L'ONU au chevet des océans…

La deuxième Conférence des Nations unies sur les océans s'est ouverte à Lisbonne pour toute la semaine. Au programme : rencontres entre chefs d’État, manifestations de la société civile et, à la clé, peut-être de plus amples engagements pour protéger les océans.

Poursuivre et mettre en place ce qui est déjà signé, avancer sur le reste. C’est l’objectif de cette conférence de Lisbonne sur les océans, rapporte notre envoyé spécial à Lisbonne, Simon Rozé.

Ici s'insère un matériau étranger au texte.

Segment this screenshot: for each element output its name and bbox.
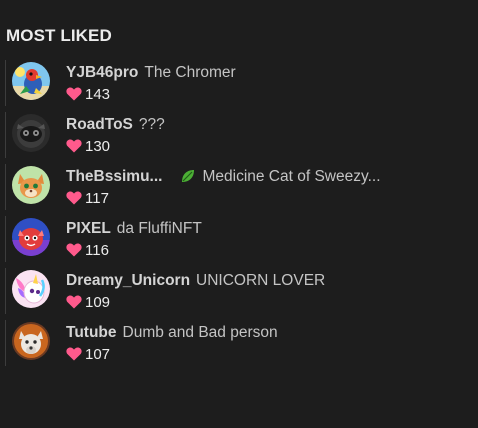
avatar[interactable] xyxy=(12,166,50,204)
row-divider xyxy=(5,112,6,158)
user-bio: Dumb and Bad person xyxy=(122,324,278,341)
user-bio: Medicine Cat of Sweezy... xyxy=(168,168,381,185)
like-count: 116 xyxy=(85,242,109,259)
like-count: 143 xyxy=(85,86,111,103)
row-divider xyxy=(5,320,6,366)
section-title: MOST LIKED xyxy=(6,26,112,45)
row-divider xyxy=(5,164,6,210)
user-bio: ??? xyxy=(138,116,165,133)
like-count: 107 xyxy=(85,346,111,363)
user-bio: da FluffiNFT xyxy=(116,220,202,237)
username-link[interactable]: YJB46pro xyxy=(66,64,138,81)
like-count: 109 xyxy=(85,294,111,311)
heart-icon xyxy=(66,243,82,262)
row-divider xyxy=(5,268,6,314)
list-item: Tutube Dumb and Bad person 107 xyxy=(5,318,473,370)
avatar[interactable] xyxy=(12,218,50,256)
leaf-icon xyxy=(180,168,196,189)
heart-icon xyxy=(66,139,82,158)
list-item: RoadToS??? 130 xyxy=(5,110,473,162)
most-liked-list: YJB46pro The Chromer 143 RoadToS ??? 130… xyxy=(5,58,473,370)
row-divider xyxy=(5,216,6,262)
username-link[interactable]: Tutube xyxy=(66,324,117,341)
heart-icon xyxy=(66,191,82,210)
avatar[interactable] xyxy=(12,322,50,360)
username-link[interactable]: RoadToS xyxy=(66,116,133,133)
avatar[interactable] xyxy=(12,62,50,100)
avatar[interactable] xyxy=(12,270,50,308)
username-link[interactable]: Dreamy_Unicorn xyxy=(66,272,190,289)
user-bio: The Chromer xyxy=(144,64,236,81)
list-item: YJB46pro The Chromer 143 xyxy=(5,58,473,110)
username-link[interactable]: TheBssimu... xyxy=(66,168,162,185)
like-count: 130 xyxy=(85,138,111,155)
heart-icon xyxy=(66,347,82,366)
user-bio: UNICORN LOVER xyxy=(196,272,326,289)
list-item: PIXEL da FluffiNFT 116 xyxy=(5,214,473,266)
heart-icon xyxy=(66,87,82,106)
username-link[interactable]: PIXEL xyxy=(66,220,111,237)
list-item: Dreamy_Unicorn UNICORN LOVER 109 xyxy=(5,266,473,318)
avatar[interactable] xyxy=(12,114,50,152)
like-count: 117 xyxy=(85,190,109,207)
heart-icon xyxy=(66,295,82,314)
list-item: TheBssimu... Medicine Cat of Sweezy... 11… xyxy=(5,162,473,214)
row-divider xyxy=(5,60,6,106)
most-liked-panel: MOST LIKED YJB46pro The Chromer 143 Road… xyxy=(0,0,478,428)
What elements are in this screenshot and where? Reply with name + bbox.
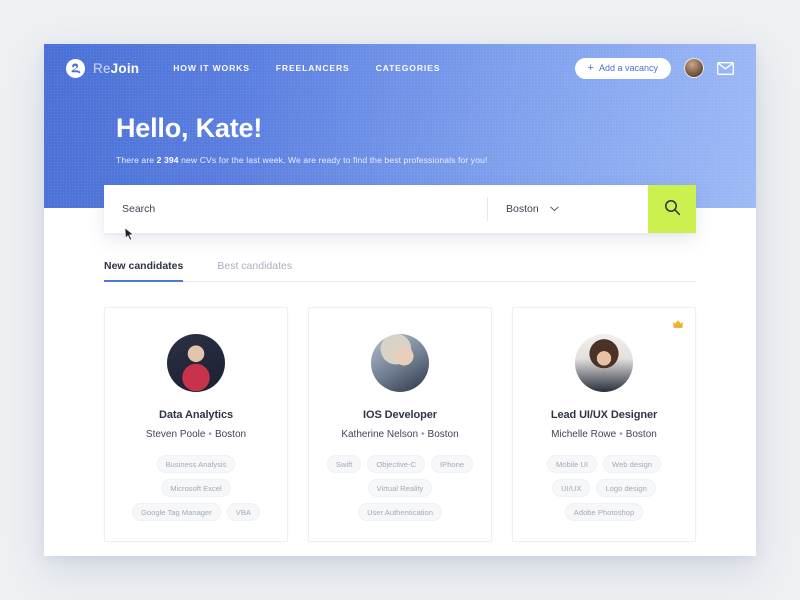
candidate-meta: Steven Poole • Boston xyxy=(121,429,271,440)
tab-best-candidates[interactable]: Best candidates xyxy=(217,260,292,281)
crown-icon xyxy=(672,317,684,333)
skill-tag[interactable]: VBA xyxy=(226,503,260,521)
skill-tag[interactable]: Logo design xyxy=(596,479,656,497)
skill-tag[interactable]: Business Analysis xyxy=(156,455,236,473)
candidate-meta: Katherine Nelson • Boston xyxy=(325,429,475,440)
candidate-role: IOS Developer xyxy=(363,409,437,421)
candidate-card[interactable]: IOS Developer Katherine Nelson • Boston Sw… xyxy=(308,307,492,542)
envelope-icon[interactable] xyxy=(717,61,734,75)
skill-tags: Business Analysis Microsoft Excel Google… xyxy=(121,455,271,521)
brand-prefix: Re xyxy=(93,60,111,76)
skill-tag[interactable]: Objective-C xyxy=(367,455,426,473)
main-nav: HOW IT WORKS FREELANCERS CATEGORIES xyxy=(173,63,440,73)
candidate-grid: Data Analytics Steven Poole • Boston Busin… xyxy=(104,307,696,556)
hero-header: ReJoin HOW IT WORKS FREELANCERS CATEGORI… xyxy=(44,44,756,208)
skill-tag[interactable]: Virtual Reality xyxy=(367,479,433,497)
candidate-card[interactable]: Data Analytics Steven Poole • Boston Busin… xyxy=(104,307,288,542)
skill-tag[interactable]: IPhone xyxy=(431,455,474,473)
chevron-down-icon xyxy=(549,206,559,212)
skill-tag[interactable]: Web design xyxy=(603,455,662,473)
skill-tags: Swift Objective-C IPhone Virtual Reality… xyxy=(325,455,475,521)
brand-name: ReJoin xyxy=(93,61,139,76)
candidate-card[interactable]: Lead UI/UX Designer Michelle Rowe • Boston… xyxy=(512,307,696,542)
avatar[interactable] xyxy=(684,58,704,78)
app-window: ReJoin HOW IT WORKS FREELANCERS CATEGORI… xyxy=(44,44,756,556)
search-icon xyxy=(664,199,681,219)
skill-tag[interactable]: Microsoft Excel xyxy=(161,479,231,497)
nav-link-categories[interactable]: CATEGORIES xyxy=(376,63,441,73)
nav-link-how-it-works[interactable]: HOW IT WORKS xyxy=(173,63,250,73)
skill-tag[interactable]: UI/UX xyxy=(552,479,591,497)
candidate-role: Lead UI/UX Designer xyxy=(550,409,658,421)
nav-link-freelancers[interactable]: FREELANCERS xyxy=(276,63,350,73)
hero-sub-pre: There are xyxy=(116,154,157,165)
candidate-avatar xyxy=(167,334,225,392)
add-vacancy-button[interactable]: + Add a vacancy xyxy=(574,57,671,79)
candidate-avatar xyxy=(371,334,429,392)
rejoin-swirl-icon xyxy=(66,58,85,78)
tabs: New candidates Best candidates xyxy=(104,252,696,282)
add-vacancy-label: Add a vacancy xyxy=(598,63,658,73)
plus-icon: + xyxy=(587,61,594,74)
main-content: New candidates Best candidates Data Anal… xyxy=(44,208,756,556)
search-bar: Boston xyxy=(104,185,696,233)
meta-separator: • xyxy=(208,429,212,440)
candidate-meta: Michelle Rowe • Boston xyxy=(529,429,679,440)
hero-body: Hello, Kate! There are 2 394 new CVs for… xyxy=(44,92,756,165)
meta-separator: • xyxy=(619,429,623,440)
skill-tag[interactable]: Adobe Photoshop xyxy=(564,503,644,521)
brand-logo[interactable]: ReJoin xyxy=(66,58,139,78)
candidate-name: Steven Poole xyxy=(145,429,206,440)
city-select[interactable]: Boston xyxy=(488,185,648,233)
cv-count: 2 394 xyxy=(156,154,179,165)
candidate-city: Boston xyxy=(625,429,657,440)
skill-tag[interactable]: Mobile UI xyxy=(546,455,598,473)
skill-tags: Mobile UI Web design UI/UX Logo design A… xyxy=(529,455,679,521)
search-input[interactable] xyxy=(104,185,487,233)
topbar-actions: + Add a vacancy xyxy=(574,57,734,79)
candidate-city: Boston xyxy=(427,429,459,440)
candidate-city: Boston xyxy=(214,429,247,440)
skill-tag[interactable]: User Authentication xyxy=(358,503,442,521)
page-title: Hello, Kate! xyxy=(116,113,263,143)
meta-separator: • xyxy=(421,429,425,440)
city-select-value: Boston xyxy=(506,203,539,215)
brand-suffix: Join xyxy=(110,60,140,76)
candidate-name: Michelle Rowe xyxy=(551,429,617,440)
candidate-role: Data Analytics xyxy=(159,409,233,421)
skill-tag[interactable]: Google Tag Manager xyxy=(132,503,221,521)
candidate-name: Katherine Nelson xyxy=(341,429,419,440)
hero-subtitle: There are 2 394 new CVs for the last wee… xyxy=(116,155,756,165)
search-button[interactable] xyxy=(648,185,696,233)
top-navigation-bar: ReJoin HOW IT WORKS FREELANCERS CATEGORI… xyxy=(44,44,756,92)
tab-new-candidates[interactable]: New candidates xyxy=(104,260,184,282)
skill-tag[interactable]: Swift xyxy=(326,455,362,473)
candidate-avatar xyxy=(575,334,633,392)
hero-sub-post: new CVs for the last week. We are ready … xyxy=(178,154,488,165)
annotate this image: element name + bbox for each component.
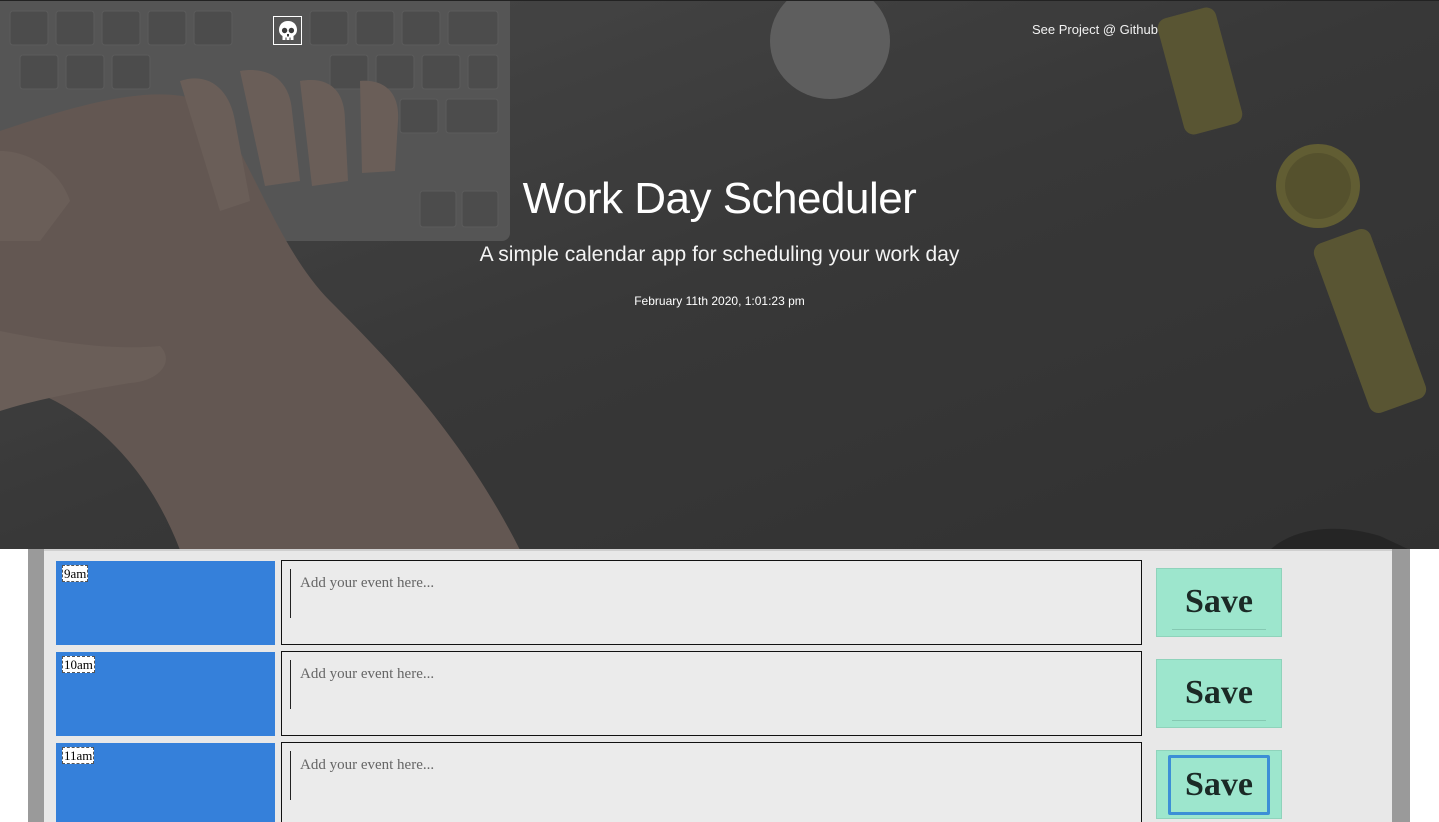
time-block-row: 9am Save <box>44 560 1392 645</box>
time-block-list: 9am Save 10am Save 11am <box>44 549 1392 822</box>
event-box[interactable] <box>281 560 1142 645</box>
save-button[interactable]: Save <box>1156 568 1282 637</box>
page-subtitle: A simple calendar app for scheduling you… <box>479 243 960 266</box>
save-button-label: Save <box>1168 754 1270 815</box>
logo[interactable] <box>273 16 302 45</box>
text-cursor <box>290 569 291 618</box>
hour-block: 11am <box>56 743 275 822</box>
save-button[interactable]: Save <box>1156 659 1282 728</box>
event-box[interactable] <box>281 742 1142 822</box>
page-title: Work Day Scheduler <box>522 174 917 223</box>
time-block-row: 10am Save <box>44 651 1392 736</box>
event-box[interactable] <box>281 651 1142 736</box>
save-button-label: Save <box>1172 576 1266 630</box>
save-button[interactable]: Save <box>1156 750 1282 819</box>
text-cursor <box>290 751 291 800</box>
event-input[interactable] <box>292 569 1122 629</box>
hour-label: 10am <box>62 656 95 673</box>
github-link[interactable]: See Project @ Github <box>1032 22 1158 37</box>
hour-block: 10am <box>56 652 275 736</box>
current-datetime: February 11th 2020, 1:01:23 pm <box>634 294 805 308</box>
hour-block: 9am <box>56 561 275 645</box>
hero-header: See Project @ Github Work Day Scheduler … <box>0 0 1439 549</box>
hero-overlay <box>0 1 1439 549</box>
text-cursor <box>290 660 291 709</box>
skull-icon <box>278 20 297 40</box>
scheduler-container: 9am Save 10am Save 11am <box>28 549 1410 822</box>
event-input[interactable] <box>292 751 1122 811</box>
hour-label: 11am <box>62 747 95 764</box>
time-block-row: 11am Save <box>44 742 1392 822</box>
event-input[interactable] <box>292 660 1122 720</box>
hour-label: 9am <box>62 565 89 582</box>
save-button-label: Save <box>1172 667 1266 721</box>
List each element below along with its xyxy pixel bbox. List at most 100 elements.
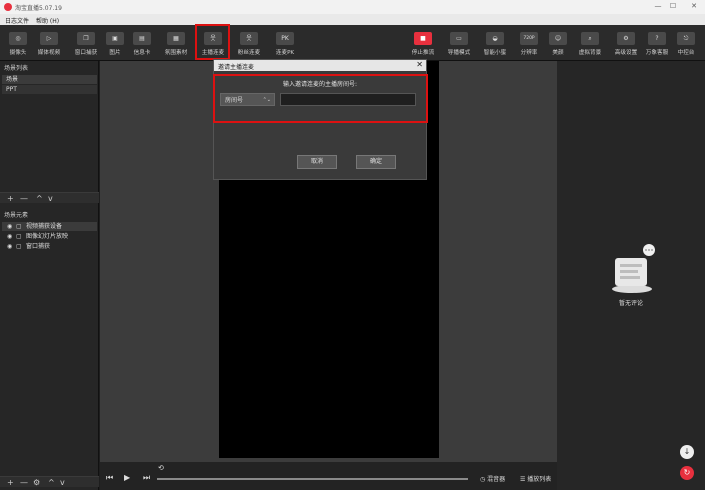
help-icon: ?	[648, 32, 666, 45]
sources-title: 场景元素	[4, 212, 29, 219]
dialog-title: 邀请主播连麦	[218, 64, 255, 71]
source-item[interactable]: ◉ ▢ 图像幻灯片放映	[2, 232, 97, 241]
tool-label: 停止推流	[411, 50, 435, 56]
empty-comments-icon	[612, 244, 655, 293]
tool-label: 媒体视频	[37, 50, 61, 56]
source-up-button[interactable]: ^	[48, 477, 55, 488]
source-label: 视频捕获设备	[26, 223, 63, 230]
virtual-bg-icon: ⌕	[581, 32, 599, 45]
tool-label: 美颜	[552, 50, 564, 56]
tool-label: 摄像头	[9, 50, 27, 56]
menu-help[interactable]: 帮助 (H)	[36, 16, 59, 25]
stop-icon: ■	[414, 32, 432, 45]
tool-link-pk[interactable]: PK 连麦PK	[268, 25, 302, 61]
scene-item[interactable]: 场景	[2, 75, 97, 84]
previous-icon[interactable]: ⏮	[106, 473, 113, 483]
loop-icon[interactable]: ⟲	[158, 464, 164, 472]
tool-label: 虚拟背景	[578, 50, 602, 56]
eye-icon[interactable]: ◉	[7, 242, 12, 251]
comments-panel: 暂无评论 ↓ ↻	[557, 61, 705, 490]
next-icon[interactable]: ⏭	[143, 473, 150, 483]
grid-icon: ▦	[167, 32, 185, 45]
refresh-icon[interactable]: ↻	[680, 466, 694, 480]
tool-label: 智能小蜜	[483, 50, 507, 56]
settings-icon: ⚙	[617, 32, 635, 45]
camera-icon: ◎	[9, 32, 27, 45]
confirm-button[interactable]: 确定	[356, 155, 396, 169]
source-label: 图像幻灯片放映	[26, 233, 69, 240]
lock-icon[interactable]: ▢	[16, 222, 22, 231]
close-icon[interactable]: ✕	[416, 60, 423, 69]
add-scene-button[interactable]: +	[7, 193, 14, 204]
app-window: 淘宝直播5.07.19 — ☐ ✕ 日志文件 帮助 (H) ◎ 摄像头 ▷ 媒体视频…	[0, 0, 705, 490]
window-icon: ❐	[77, 32, 95, 45]
tool-label: 导播模式	[447, 50, 471, 56]
highlight-box-room-input	[213, 74, 428, 123]
dialog-header: 邀请主播连麦 ✕	[214, 60, 426, 71]
maximize-button[interactable]: ☐	[667, 2, 679, 10]
beauty-icon: ☺	[549, 32, 567, 45]
highlight-box-host-link	[195, 24, 230, 60]
tool-label: 粉丝连麦	[237, 50, 261, 56]
lock-icon[interactable]: ▢	[16, 232, 22, 241]
source-toolbar: + — ⚙ ^ v	[0, 476, 99, 487]
empty-comments-text: 暂无评论	[618, 300, 643, 307]
scenes-title: 场景列表	[4, 65, 29, 72]
toolbar: ◎ 摄像头 ▷ 媒体视频 ❐ 窗口捕获 ▣ 图片 ▤ 信息卡 ▦ 氛围素材 웃 主播连麦 웃粉…	[0, 25, 705, 61]
assistant-icon: ◒	[486, 32, 504, 45]
left-panel: 场景列表 场景 PPT + — ^ v 场景元素 ◉ ▢ 视频捕获设备 ◉ ▢ 图像幻灯…	[0, 61, 99, 490]
tool-stop-stream[interactable]: ■ 停止推流	[406, 25, 440, 61]
tool-beauty[interactable]: ☺ 美颜	[541, 25, 575, 61]
console-icon: ⎋	[677, 32, 695, 45]
player-bar: ⏮ ▶ ⏭ ⟲ ◷ 混音器 ☰ 播放列表	[100, 462, 557, 490]
cancel-button[interactable]: 取消	[297, 155, 337, 169]
add-source-button[interactable]: +	[7, 477, 14, 488]
tool-label: 氛围素材	[164, 50, 188, 56]
scene-up-button[interactable]: ^	[36, 193, 43, 204]
tool-label: 中控台	[677, 50, 695, 56]
tool-smart-assistant[interactable]: ◒ 智能小蜜	[478, 25, 512, 61]
pk-icon: PK	[276, 32, 294, 45]
source-settings-button[interactable]: ⚙	[33, 477, 40, 488]
source-item[interactable]: ◉ ▢ 窗口捕获	[2, 242, 97, 251]
tool-label: 连麦PK	[275, 50, 295, 56]
tool-virtual-bg[interactable]: ⌕ 虚拟背景	[573, 25, 607, 61]
tool-info-card[interactable]: ▤ 信息卡	[125, 25, 159, 61]
window-title: 淘宝直播5.07.19	[15, 5, 62, 12]
resolution-icon: 720P	[520, 32, 538, 45]
remove-source-button[interactable]: —	[20, 477, 28, 488]
progress-bar[interactable]	[157, 478, 468, 480]
play-icon[interactable]: ▶	[124, 473, 130, 482]
minimize-button[interactable]: —	[652, 2, 664, 10]
tool-director-mode[interactable]: ▭ 导播模式	[442, 25, 476, 61]
mixer-button[interactable]: ◷ 混音器	[480, 474, 505, 483]
play-icon: ▷	[40, 32, 58, 45]
fans-link-icon: 웃	[240, 32, 258, 45]
eye-icon[interactable]: ◉	[7, 222, 12, 231]
remove-scene-button[interactable]: —	[20, 193, 28, 204]
tool-atmosphere[interactable]: ▦ 氛围素材	[159, 25, 193, 61]
app-logo-icon	[4, 3, 12, 11]
source-item[interactable]: ◉ ▢ 视频捕获设备	[2, 222, 97, 231]
eye-icon[interactable]: ◉	[7, 232, 12, 241]
tool-console[interactable]: ⎋ 中控台	[669, 25, 703, 61]
tool-media-video[interactable]: ▷ 媒体视频	[32, 25, 66, 61]
tool-label: 信息卡	[133, 50, 151, 56]
menu-log-files[interactable]: 日志文件	[5, 16, 29, 25]
menu-bar: 日志文件 帮助 (H)	[0, 14, 705, 25]
tool-camera[interactable]: ◎ 摄像头	[1, 25, 35, 61]
tool-advanced-settings[interactable]: ⚙ 高级设置	[609, 25, 643, 61]
card-icon: ▤	[133, 32, 151, 45]
download-icon[interactable]: ↓	[680, 445, 694, 459]
director-icon: ▭	[450, 32, 468, 45]
lock-icon[interactable]: ▢	[16, 242, 22, 251]
scene-toolbar: + — ^ v	[0, 192, 99, 203]
source-down-button[interactable]: v	[60, 477, 65, 488]
scene-item[interactable]: PPT	[2, 85, 97, 94]
tool-fan-link[interactable]: 웃 粉丝连麦	[232, 25, 266, 61]
scene-down-button[interactable]: v	[48, 193, 53, 204]
image-icon: ▣	[106, 32, 124, 45]
close-button[interactable]: ✕	[688, 2, 700, 10]
tool-label: 高级设置	[614, 50, 638, 56]
playlist-button[interactable]: ☰ 播放列表	[520, 474, 551, 483]
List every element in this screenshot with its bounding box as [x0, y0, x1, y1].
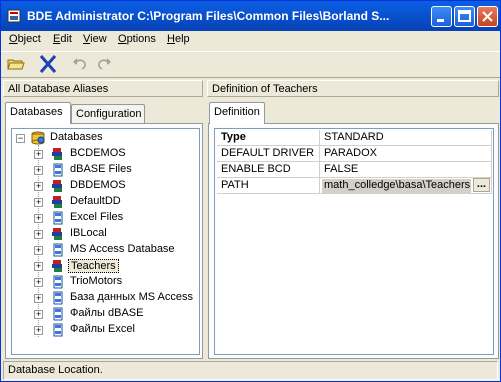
undo-button[interactable] [69, 54, 91, 74]
menu-bar: Object Edit View Options Help [1, 31, 500, 49]
tree-item[interactable]: + Файлы Excel [14, 322, 194, 338]
tree-item-label: TrioMotors [70, 275, 123, 287]
property-name[interactable]: DEFAULT DRIVER [217, 146, 320, 162]
title-bar[interactable]: BDE Administrator C:\Program Files\Commo… [1, 1, 500, 31]
menu-object[interactable]: Object [9, 33, 41, 45]
odbc-alias-icon [53, 275, 63, 289]
property-name[interactable]: ENABLE BCD [217, 162, 320, 178]
expand-icon[interactable]: + [34, 214, 43, 223]
database-alias-icon [52, 180, 62, 192]
tree-item[interactable]: + DefaultDD [14, 194, 194, 210]
tree-item-label: IBLocal [70, 227, 107, 239]
expand-icon[interactable]: + [34, 310, 43, 319]
delete-button[interactable] [37, 54, 59, 74]
expand-icon[interactable]: + [34, 278, 43, 287]
database-alias-icon [52, 196, 62, 208]
redo-icon [98, 58, 111, 70]
tree-item-label: DefaultDD [70, 195, 121, 207]
expand-icon[interactable]: + [34, 262, 43, 271]
expand-icon[interactable]: + [34, 230, 43, 239]
tree-root-databases[interactable]: − Databases [14, 130, 194, 146]
expand-icon[interactable]: + [34, 182, 43, 191]
tree-item[interactable]: + dBASE Files [14, 162, 194, 178]
pane-splitter[interactable] [204, 80, 207, 358]
database-alias-icon [52, 260, 62, 272]
path-input[interactable]: math_colledge\basa\Teachers [322, 179, 471, 193]
database-alias-icon [52, 148, 62, 160]
odbc-alias-icon [53, 291, 63, 305]
maximize-button[interactable] [454, 6, 475, 27]
tree-item-label: Excel Files [70, 211, 124, 223]
tree-item-label: Файлы dBASE [70, 307, 144, 319]
tree-item[interactable]: + Файлы dBASE [14, 306, 194, 322]
close-icon [482, 11, 493, 22]
collapse-icon[interactable]: − [16, 134, 25, 143]
menu-edit[interactable]: Edit [53, 33, 72, 45]
minimize-icon [437, 19, 444, 22]
undo-icon [73, 58, 86, 70]
tree-item-label: BCDEMOS [70, 147, 126, 159]
odbc-alias-icon [53, 211, 63, 225]
left-pane-header: All Database Aliases [3, 80, 203, 97]
expand-icon[interactable]: + [34, 166, 43, 175]
tree-item[interactable]: + Teachers [14, 258, 194, 274]
odbc-alias-icon [53, 163, 63, 177]
tree-item-label: Файлы Excel [70, 323, 135, 335]
menu-options[interactable]: Options [118, 33, 156, 45]
property-value[interactable]: PARADOX [320, 146, 492, 162]
tree-item[interactable]: + Excel Files [14, 210, 194, 226]
status-bar: Database Location. [3, 361, 498, 380]
tree-item-label: dBASE Files [70, 163, 132, 175]
delete-x-icon [39, 55, 57, 73]
property-value[interactable]: STANDARD [320, 130, 492, 146]
property-name[interactable]: Type [217, 130, 320, 146]
tree-item[interactable]: + База данных MS Access [14, 290, 194, 306]
bde-app-icon [7, 9, 21, 23]
open-folder-icon [7, 59, 25, 70]
odbc-alias-icon [53, 323, 63, 337]
minimize-button[interactable] [431, 6, 452, 27]
property-value[interactable]: FALSE [320, 162, 492, 178]
tree-item-label: База данных MS Access [70, 291, 193, 303]
tree-item[interactable]: + MS Access Database [14, 242, 194, 258]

La pollution plastique par exemple, et notamment ceux à usage unique, constitue un véritable fléau pour la biodiversité marine. Au rythme actuel, la pollution plastique va tripler d'ici à 2060, à un milliard de tonnes par an, selon un rapport récent de l'OCDE. Leur interdiction a fait l’objet d’un accord de principe lors d’une précédente conférence onusienne, à Nairobi, au printemps dernier. Reste désormais à parvenir jusqu’à un traité. La rencontre de Lisbonne permettra d’avancer. 

L’autre sujet qui occupera beaucoup les esprits cette semaine, c’est celui de la surpêche. Fait rare : l’Organisation mondiale du commerce (OMC) a adopté une résolution pour la limiter il y a une dizaine de jours. Cette conférence devrait normalement continuer sur cette lancée.

Les aires marines protégées, les ressources minières des fonds marins, la conservation et la restauration des écosystèmes marins seront également au programme cette semaine. Un programme dense et ambitieux pour cette conférence qui devra réussir à être un espace dialogue pour aboutir sur un succès. Internationale par définition, la protection des océans nécessite un multilatéralisme fort. Mais les organisateurs sont optimistes : c’est un sujet qui rassemble.

Il faut dire que l'enjeu est grand : les mers génèrent la moitié de l'oxygène que nous respirons et représentent une source vitale de protéines pour le quotidien de milliards de personnes. L'océan joue par ailleurs un rôle clé pour la vie sur Terre en mitigeant les impacts du changement climatique.

Mais le coût en est considérable. En absorbant environ un quart de la pollution au CO2, alors même que les émissions ont augmenté de 50% au cours des 60 dernières années, la mer est devenue plus acide, déstabilisant les chaînes alimentaires aquatiques et réduisant sa capacité à capter toujours plus de gaz carbonique. Et, en résorbant plus de 90% de l'excès de chaleur provoqué par le réchauffement climatique, l'océan subit de puissantes vagues de chaleur marine qui détruisent de précieux récifs coralliens et les zones mortes privées d'oxygène se répandent.